The French Insurance Association (FFA) has launched a consultation process to prepare a proposal to the government about the formation of a public-private partnership to create an insurance-type regime to cover large-scale health disasters such as the current pandemic.
FFA president Florence Lustman has issued a statement in which she said calls in the US and parts of Europe to retroactively extend business interruption (BI) coverage to include pandemic risk would threaten the solvency position of the sector and only deepen the crisis. Insurers can only provide funds for risks that have been priced and reserved for and cannot be expected to “work miracles” with their money, pointed out Ms Lustman.
She stated that the insurance sector has responded quickly and well to maintain the support that it gives to businesses and individuals and is open to any constructive ideas to do more. French insurers are the first to commit funds to the government’s Solidarity Fund and will bear costs of about €3bn as they contribute to the national effort, not including claims, pointed out Ms Lutman. But opening up their balance sheets to immense BI losses through a retroactive change in contract law is not the way ahead, she added.
“For insurance, an essential sector of the economy, the priority is to stay as close as possible to our policyholders while maintaining the continuity of our services. With or without confinement, the claims are there… 90% of our companies are now working remotely and therefore able to continue to protect their customers and advise them,” stated Ms Lustman.
“The health crisis has also been compounded by an economic crisis and insurers, as bearers of risk, are obviously affected. The decline in activity, the increase in health and provident costs linked to the epidemic, the resurgence of certain claims such as thefts will weigh very heavily. There is also the sudden fall in the markets, which will impact the investments that guarantee our commitments to our customers,” she continued.

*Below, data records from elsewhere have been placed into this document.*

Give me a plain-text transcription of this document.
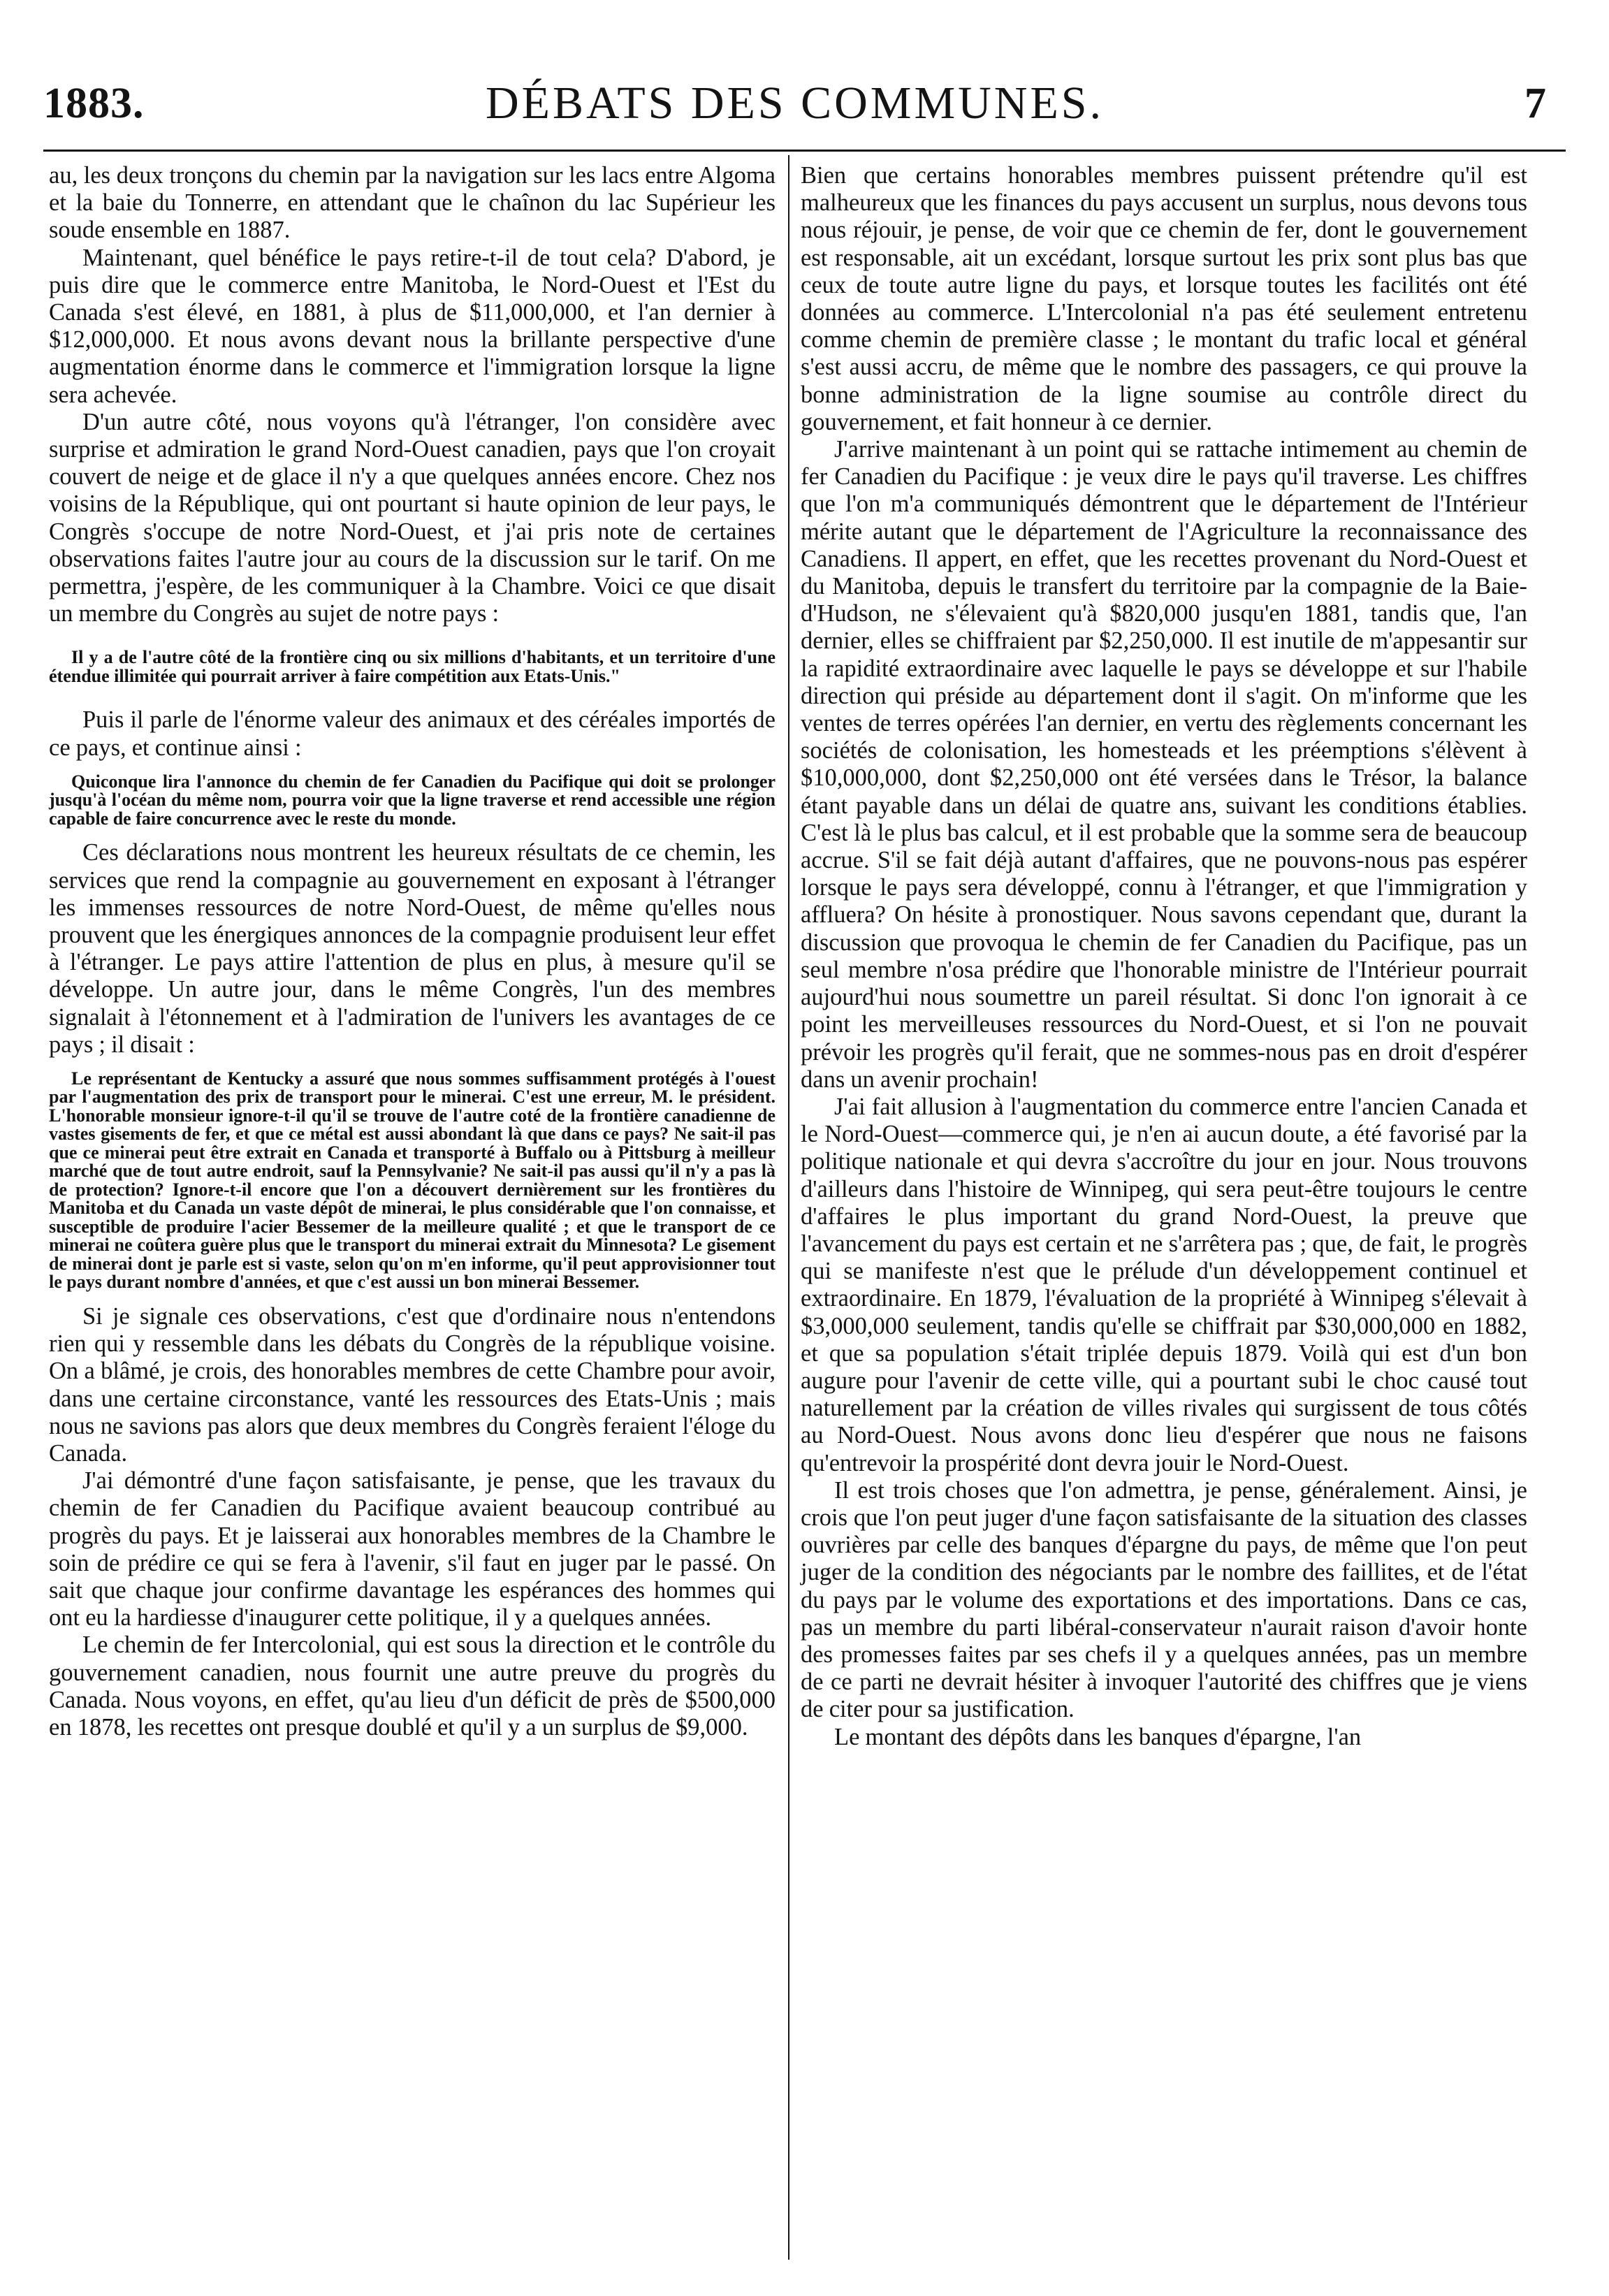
1883.	DÉBATS DES COMMUNES.	7

au, les deux tronçons du chemin par la navigation sur les lacs entre Algoma et la baie du Tonnerre, en attendant que le chaînon du lac Supérieur les soude ensemble en 1887.

Maintenant, quel bénéfice le pays retire-t-il de tout cela? D'abord, je puis dire que le commerce entre Manitoba, le Nord-Ouest et l'Est du Canada s'est élevé, en 1881, à plus de $11,000,000, et l'an dernier à $12,000,000. Et nous avons devant nous la brillante perspective d'une augmentation énorme dans le commerce et l'immigration lorsque la ligne sera achevée.

D'un autre côté, nous voyons qu'à l'étranger, l'on considère avec surprise et admiration le grand Nord-Ouest canadien, pays que l'on croyait couvert de neige et de glace il n'y a que quelques années encore. Chez nos voisins de la République, qui ont pourtant si haute opinion de leur pays, le Congrès s'occupe de notre Nord-Ouest, et j'ai pris note de certaines observations faites l'autre jour au cours de la discussion sur le tarif. On me permettra, j'espère, de les communiquer à la Chambre. Voici ce que disait un membre du Congrès au sujet de notre pays :

Il y a de l'autre côté de la frontière cinq ou six millions d'habitants, et un territoire d'une étendue illimitée qui pourrait arriver à faire compétition aux Etats-Unis."

Puis il parle de l'énorme valeur des animaux et des céréales importés de ce pays, et continue ainsi :

Quiconque lira l'annonce du chemin de fer Canadien du Pacifique qui doit se prolonger jusqu'à l'océan du même nom, pourra voir que la ligne traverse et rend accessible une région capable de faire concurrence avec le reste du monde.

Ces déclarations nous montrent les heureux résultats de ce chemin, les services que rend la compagnie au gouvernement en exposant à l'étranger les immenses ressources de notre Nord-Ouest, de même qu'elles nous prouvent que les énergiques annonces de la compagnie produisent leur effet à l'étranger. Le pays attire l'attention de plus en plus, à mesure qu'il se développe. Un autre jour, dans le même Congrès, l'un des membres signalait à l'étonnement et à l'admiration de l'univers les avantages de ce pays ; il disait :

Le représentant de Kentucky a assuré que nous sommes suffisamment protégés à l'ouest par l'augmentation des prix de transport pour le minerai. C'est une erreur, M. le président. L'honorable monsieur ignore-t-il qu'il se trouve de l'autre coté de la frontière canadienne de vastes gisements de fer, et que ce métal est aussi abondant là que dans ce pays? Ne sait-il pas que ce minerai peut être extrait en Canada et transporté à Buffalo ou à Pittsburg à meilleur marché que de tout autre endroit, sauf la Pennsylvanie? Ne sait-il pas aussi qu'il n'y a pas là de protection? Ignore-t-il encore que l'on a découvert dernièrement sur les frontières du Manitoba et du Canada un vaste dépôt de minerai, le plus considérable que l'on connaisse, et susceptible de produire l'acier Bessemer de la meilleure qualité ; et que le transport de ce minerai ne coûtera guère plus que le transport du minerai extrait du Minnesota? Le gisement de minerai dont je parle est si vaste, selon qu'on m'en informe, qu'il peut approvisionner tout le pays durant nombre d'années, et que c'est aussi un bon minerai Bessemer.

Si je signale ces observations, c'est que d'ordinaire nous n'entendons rien qui y ressemble dans les débats du Congrès de la république voisine. On a blâmé, je crois, des honorables membres de cette Chambre pour avoir, dans une certaine circonstance, vanté les ressources des Etats-Unis ; mais nous ne savions pas alors que deux membres du Congrès feraient l'éloge du Canada.

J'ai démontré d'une façon satisfaisante, je pense, que les travaux du chemin de fer Canadien du Pacifique avaient beaucoup contribué au progrès du pays. Et je laisserai aux honorables membres de la Chambre le soin de prédire ce qui se fera à l'avenir, s'il faut en juger par le passé. On sait que chaque jour confirme davantage les espérances des hommes qui ont eu la hardiesse d'inaugurer cette politique, il y a quelques années.

Le chemin de fer Intercolonial, qui est sous la direction et le contrôle du gouvernement canadien, nous fournit une autre preuve du progrès du Canada. Nous voyons, en effet, qu'au lieu d'un déficit de près de $500,000 en 1878, les recettes ont presque doublé et qu'il y a un surplus de $9,000.

Bien que certains honorables membres puissent prétendre qu'il est malheureux que les finances du pays accusent un surplus, nous devons tous nous réjouir, je pense, de voir que ce chemin de fer, dont le gouvernement est responsable, ait un excédant, lorsque surtout les prix sont plus bas que ceux de toute autre ligne du pays, et lorsque toutes les facilités ont été données au commerce. L'Intercolonial n'a pas été seulement entretenu comme chemin de première classe ; le montant du trafic local et général s'est aussi accru, de même que le nombre des passagers, ce qui prouve la bonne administration de la ligne soumise au contrôle direct du gouvernement, et fait honneur à ce dernier.

J'arrive maintenant à un point qui se rattache intimement au chemin de fer Canadien du Pacifique : je veux dire le pays qu'il traverse. Les chiffres que l'on m'a communiqués démontrent que le département de l'Intérieur mérite autant que le département de l'Agriculture la reconnaissance des Canadiens. Il appert, en effet, que les recettes provenant du Nord-Ouest et du Manitoba, depuis le transfert du territoire par la compagnie de la Baie-d'Hudson, ne s'élevaient qu'à $820,000 jusqu'en 1881, tandis que, l'an dernier, elles se chiffraient par $2,250,000. Il est inutile de m'appesantir sur la rapidité extraordinaire avec laquelle le pays se développe et sur l'habile direction qui préside au département dont il s'agit. On m'informe que les ventes de terres opérées l'an dernier, en vertu des règlements concernant les sociétés de colonisation, les homesteads et les préemptions s'élèvent à $10,000,000, dont $2,250,000 ont été versées dans le Trésor, la balance étant payable dans un délai de quatre ans, suivant les conditions établies. C'est là le plus bas calcul, et il est probable que la somme sera de beaucoup accrue. S'il se fait déjà autant d'affaires, que ne pouvons-nous pas espérer lorsque le pays sera développé, connu à l'étranger, et que l'immigration y affluera? On hésite à pronostiquer. Nous savons cependant que, durant la discussion que provoqua le chemin de fer Canadien du Pacifique, pas un seul membre n'osa prédire que l'honorable ministre de l'Intérieur pourrait aujourd'hui nous soumettre un pareil résultat. Si donc l'on ignorait à ce point les merveilleuses ressources du Nord-Ouest, et si l'on ne pouvait prévoir les progrès qu'il ferait, que ne sommes-nous pas en droit d'espérer dans un avenir prochain!

J'ai fait allusion à l'augmentation du commerce entre l'ancien Canada et le Nord-Ouest—commerce qui, je n'en ai aucun doute, a été favorisé par la politique nationale et qui devra s'accroître du jour en jour. Nous trouvons d'ailleurs dans l'histoire de Winnipeg, qui sera peut-être toujours le centre d'affaires le plus important du grand Nord-Ouest, la preuve que l'avancement du pays est certain et ne s'arrêtera pas ; que, de fait, le progrès qui se manifeste n'est que le prélude d'un développement continuel et extraordinaire. En 1879, l'évaluation de la propriété à Winnipeg s'élevait à $3,000,000 seulement, tandis qu'elle se chiffrait par $30,000,000 en 1882, et que sa population s'était triplée depuis 1879. Voilà qui est d'un bon augure pour l'avenir de cette ville, qui a pourtant subi le choc causé tout naturellement par la création de villes rivales qui surgissent de tous côtés au Nord-Ouest. Nous avons donc lieu d'espérer que nous ne faisons qu'entrevoir la prospérité dont devra jouir le Nord-Ouest.

Il est trois choses que l'on admettra, je pense, généralement. Ainsi, je crois que l'on peut juger d'une façon satisfaisante de la situation des classes ouvrières par celle des banques d'épargne du pays, de même que l'on peut juger de la condition des négociants par le nombre des faillites, et de l'état du pays par le volume des exportations et des importations. Dans ce cas, pas un membre du parti libéral-conservateur n'aurait raison d'avoir honte des promesses faites par ses chefs il y a quelques années, pas un membre de ce parti ne devrait hésiter à invoquer l'autorité des chiffres que je viens de citer pour sa justification.

Le montant des dépôts dans les banques d'épargne, l'an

“Faced with this, our objective is to protect above all our policyholders and their savings. French insurers have approached this crisis by being solid: the crisis will affect them but they are armed to meet all their contractual commitments. I hear that many are wondering about our role in this crisis and asking us to go far beyond what we committed to in our contracts and which served as the basis for calculating premiums. Insurers unfortunately cannot work miracles with the money they have been given,” said Ms Lustman.
“European and American insurance authorities have just reminded us: ‘Obliging insurers to retroactively cover risks not covered in their contracts would expose the sector to insolvency risks, which would weaken the protection of policyholders, the stability of the markets and would ultimately worsen the current crisis.’ It is therefore essential that insurers hold the shock, otherwise the current crisis will worsen considerably,” she said.
The FFA calculated that the operating losses of French companies caused by confinement will undoubtedly amount to tens of billions of euros. This is a bill that no actor apart from the state can bear alone, explained Ms Lustman.
“It is for this reason that insurance never intervenes in the event of an epidemic, revolution or war because the consequences of such events are simply out of reach. The principle of insurance is mutualisation: it works when it can spread a risk among its policyholders, that is to say use the premiums of the greatest number who are not affected to compensate those who suffer disaster. Something that is obviously impossible in an event that affects everyone at the same time and with full force,” said Ms Lustman.
Despite this, French insurers have announced “exceptional” solidarity measures in favour of their most-affected compatriots such as very small businesses, artisans, traders, the self-employed and the frail. FFA member insurers will, for example, continue to normally guarantee the contracts of very small businesses that would have difficulty paying their premiums during the lockdown and will defer the rents of very small businesses and SMEs that find themselves in difficulty. Pregnant women and people with long-term illness placed on sick leave, according to the new Social Security procedure that means individuals do not need to be formally declared sick, will also have their daily allowances up to a limit of 21 days paid, even though this would not normally be covered under contract.
French insurers have also pledged to provide up to €200m to the state Solidarity Fund set up for small businesses in crisis – the only industry to have contributed to it so far. Individual insurers have also donated of hundreds of thousands of masks, funding for hospitals and research up to tens of millions of euros, school assistance and free psychological support, mutual aid platforms and the like, pointed out Ms Lustman.
“In total, if all these measures and the direct effects of the crisis are taken, the impact on insurance already amounts to more than €3bn. Solidarity will be essential to get out of this crisis but it will not be enough to repair all the consequences of the coronavirus. French insurance may be one of the most protective systems in the world but we can see today that conventional protection mechanisms are insufficient to deal with such crises. Insurance cannot replace the state. On the other hand, it can demonstrate responsibility to the extent of its capabilities – which it already does – and be proactive in the future,” she explained.
“If we are to anticipate new crises like this, we can think now about the basics of an insurance-type regime that would cover very large health disasters. But let there be no mistake, insurers will not be able to cover such events alone and this plan will have to be based on a partnership with the state. This is why the FFA decided today to launch a consultation to make proposals to the public authorities in this direction,” concluded Ms Lustman.